1.723. É reconhecida como (A) entidade familiar a união estável entre o homem e
a mulher, (B) configurada na convivência pública, contínua e duradoura e (C)
estabelecida com o objetivo de constituição de família.
No
que toca à parte final do dispositivo, há forte dissidência doutrinária que
resulta em três posições distintas quanto à importância atribuída à vontade dos
companheiros, classificando a união estável como ato-fato jurídico, ato
jurídico ou negócio jurídico.
A
posição majoritária é liderada por Paulo Lobo1 e qualifica a união estável como
um ato-fato jurídico, uma vez que, na hipótese normativa do art.1.723, há fatos
decorrentes da ação humana, seja ela volitiva ou avolitiva. Isso porque a
família decorrente dessa conjugalidade informal é formada a partir de uma
convivência pública, contínua e duradoura. Presentes os pressupostos que
demonstram a família já formada, será indiferente que os conviventes tenham
firmado um contrato de namoro, de acompanhante, de patrocínio etc. Tais
documentos serão ineficazes, e a união estável com seus efeitos pessoais e
patrimoniais prevalecerá, desde que estejam presentes os elementos que compõem
a hipótese normativa, independentemente da chamada 'formalização' ou da
manifestação expressa da vontade.
Em
outra publicação, compartilhando o entendimento do Professor Paulo Lobo,
escrevi: "Sendo a união estável um ato-fato jurídico, não haverá
necessidade de se perquirir sobre a manifestação volitiva e/ou a conduta
intencional dos partícipes. Seria suficiente a configuração da situação de fato
com o cerne e os elementos completantes do suporte fático, todos já comentados.

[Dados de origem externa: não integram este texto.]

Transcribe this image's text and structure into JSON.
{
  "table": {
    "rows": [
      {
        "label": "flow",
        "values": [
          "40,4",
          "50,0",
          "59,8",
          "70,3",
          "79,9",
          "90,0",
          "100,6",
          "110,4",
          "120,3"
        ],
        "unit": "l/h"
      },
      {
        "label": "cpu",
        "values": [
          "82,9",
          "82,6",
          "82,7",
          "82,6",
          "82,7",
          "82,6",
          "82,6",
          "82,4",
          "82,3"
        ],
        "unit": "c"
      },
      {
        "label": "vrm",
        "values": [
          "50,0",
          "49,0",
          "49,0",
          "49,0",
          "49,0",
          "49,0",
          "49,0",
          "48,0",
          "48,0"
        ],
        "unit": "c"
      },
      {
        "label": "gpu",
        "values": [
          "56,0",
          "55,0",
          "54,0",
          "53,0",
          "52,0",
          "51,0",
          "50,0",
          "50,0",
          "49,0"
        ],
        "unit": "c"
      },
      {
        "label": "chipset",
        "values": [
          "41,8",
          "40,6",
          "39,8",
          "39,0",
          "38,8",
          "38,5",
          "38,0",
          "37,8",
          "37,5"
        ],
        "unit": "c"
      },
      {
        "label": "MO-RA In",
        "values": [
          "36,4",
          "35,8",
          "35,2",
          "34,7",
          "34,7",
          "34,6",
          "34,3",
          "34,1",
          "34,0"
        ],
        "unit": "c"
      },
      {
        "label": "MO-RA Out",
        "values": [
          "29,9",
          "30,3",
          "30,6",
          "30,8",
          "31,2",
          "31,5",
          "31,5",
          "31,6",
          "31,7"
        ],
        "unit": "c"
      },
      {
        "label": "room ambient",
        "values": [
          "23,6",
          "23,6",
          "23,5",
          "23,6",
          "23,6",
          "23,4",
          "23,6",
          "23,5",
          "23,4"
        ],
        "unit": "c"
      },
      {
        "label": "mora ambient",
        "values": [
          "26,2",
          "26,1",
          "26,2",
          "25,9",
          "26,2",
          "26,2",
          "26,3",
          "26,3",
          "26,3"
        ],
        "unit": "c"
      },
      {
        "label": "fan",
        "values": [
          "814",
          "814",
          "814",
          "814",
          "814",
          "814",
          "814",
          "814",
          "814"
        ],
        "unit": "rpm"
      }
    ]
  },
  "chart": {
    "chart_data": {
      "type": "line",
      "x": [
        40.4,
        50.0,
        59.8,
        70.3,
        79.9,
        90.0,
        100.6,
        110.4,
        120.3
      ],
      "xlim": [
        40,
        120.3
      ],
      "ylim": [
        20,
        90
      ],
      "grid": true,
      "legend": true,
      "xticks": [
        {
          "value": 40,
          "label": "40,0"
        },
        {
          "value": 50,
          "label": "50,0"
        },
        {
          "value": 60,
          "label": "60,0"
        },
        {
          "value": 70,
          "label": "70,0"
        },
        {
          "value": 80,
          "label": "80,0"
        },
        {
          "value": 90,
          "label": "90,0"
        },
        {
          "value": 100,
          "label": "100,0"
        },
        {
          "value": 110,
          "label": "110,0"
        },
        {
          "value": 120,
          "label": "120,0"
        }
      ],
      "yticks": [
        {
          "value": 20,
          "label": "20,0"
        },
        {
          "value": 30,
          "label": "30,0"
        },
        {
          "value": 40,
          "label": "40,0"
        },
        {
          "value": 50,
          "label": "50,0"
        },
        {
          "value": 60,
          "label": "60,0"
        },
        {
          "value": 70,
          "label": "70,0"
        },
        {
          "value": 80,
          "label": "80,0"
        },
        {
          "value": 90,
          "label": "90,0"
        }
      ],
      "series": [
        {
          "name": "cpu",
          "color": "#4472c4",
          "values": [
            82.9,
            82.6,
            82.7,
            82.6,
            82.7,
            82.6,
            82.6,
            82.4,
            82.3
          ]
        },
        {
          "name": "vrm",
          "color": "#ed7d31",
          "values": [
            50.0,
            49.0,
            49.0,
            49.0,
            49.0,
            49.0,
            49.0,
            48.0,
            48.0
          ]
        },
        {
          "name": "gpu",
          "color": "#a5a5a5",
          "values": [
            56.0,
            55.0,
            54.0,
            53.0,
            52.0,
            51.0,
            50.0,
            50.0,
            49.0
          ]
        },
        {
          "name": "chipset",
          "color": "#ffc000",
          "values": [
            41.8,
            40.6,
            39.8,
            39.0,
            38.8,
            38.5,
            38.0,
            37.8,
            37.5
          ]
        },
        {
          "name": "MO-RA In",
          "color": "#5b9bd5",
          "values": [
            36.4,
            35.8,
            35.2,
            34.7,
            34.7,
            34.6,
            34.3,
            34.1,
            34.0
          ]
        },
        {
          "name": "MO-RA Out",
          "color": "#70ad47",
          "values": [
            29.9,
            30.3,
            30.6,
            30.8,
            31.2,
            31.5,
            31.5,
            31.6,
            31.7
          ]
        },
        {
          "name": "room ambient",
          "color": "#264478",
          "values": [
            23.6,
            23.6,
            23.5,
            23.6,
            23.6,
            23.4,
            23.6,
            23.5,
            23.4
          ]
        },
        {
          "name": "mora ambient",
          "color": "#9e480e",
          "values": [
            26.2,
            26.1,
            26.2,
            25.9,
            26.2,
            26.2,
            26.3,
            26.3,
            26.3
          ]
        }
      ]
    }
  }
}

Ainda que os companheiros tenham declarado a vontade de estabelecer a sua
convivência como união estável, essa tal vontade não seria, em si, relevante
para a formação do instituto jurídico."2 No mesmo sentido, Débora Gozzo e
Maria Carolina Nomura Santiago afirmam: "A união estável, por sua vez, é
um ato-fato, que não tem data exata de início, não tem tempo mínimo de
existência para que assim seja considerada, e não tem o condão de alterar o
estado civil".3
A
segunda posição qualifica a união estável como ato jurídico stricto sensu e
assim, atribui importância à vontade dos conviventes. Nesse caso, a vontade
pode ser apenas manifesta a partir da conduta cotidianamente praticada. Rolf
Madaleno4 e o saudoso Zeno Veloso defendem a união estável como ato
jurídico.5 Marcos Bernardes de Melo6 chegou a pensar do mesmo modo,
conforme texto publicado no ano de 2010, havendo alterado o seu posicionamento
posteriormente. Se os conviventes agirem como se casados fossem, presume-se que
há intenção de formar uma união estável. Para afastar essa presunção, eles
poderão fazer uma declaração formal, expressando que sua conduta não deve ser
interpretada como consentimento para enquadramento do relacionamento como união
estável. Nessa medida, um contrato de namoro, de acompanhante ou de patrocínio
poderia ser útil para afastar o enquadramento da relação dos contratantes como
uma união estável.
A
terceira posição é minoritária e segue capitaneada pelo civilista Marcos
Bernardes de Melo7 para quem a união estável é um negócio jurídico. Nesse
entendimento, a união estável só ocorrerá se houver a declaração de vontade das
partes que, inclusive, poderão autorregular o seu relacionamento nos aspectos
patrimoniais e existenciais. Sob essa natureza jurídica, a união estável se
aproxima bastante do casamento, vez que ambos os tipos de conjugalidade
dependerão da prévia declaração volitiva das partes. Diferenciam-se,
principalmente, pelo conjunto de formalidades que cercam o casamento, negócio
jurídico complexo de direito de família.
Se
voltarmos o olhar ao passado, encontraremos fortes evidências que justificam a
positivação do instituto como um ato-fato jurídico. Nas atas das sessões da
Comissão de Família, na Constituinte "§ 3° do art. 1° realmente cria a
possibilidade de se amparar a união estável entre o homem e a mulher. É a
antiga luta em que me empenhei, em favor da companheira, que e´ a mulher livre
que vive com um homem livre e com quem não se casa, muitas vezes, porque ele
não quer casar." (Sr. constituinte Mendes Ribeiro - Comissão da
Família, da Educação, Cultura e Esportes, Ciência e Tecnologia da Comunicação.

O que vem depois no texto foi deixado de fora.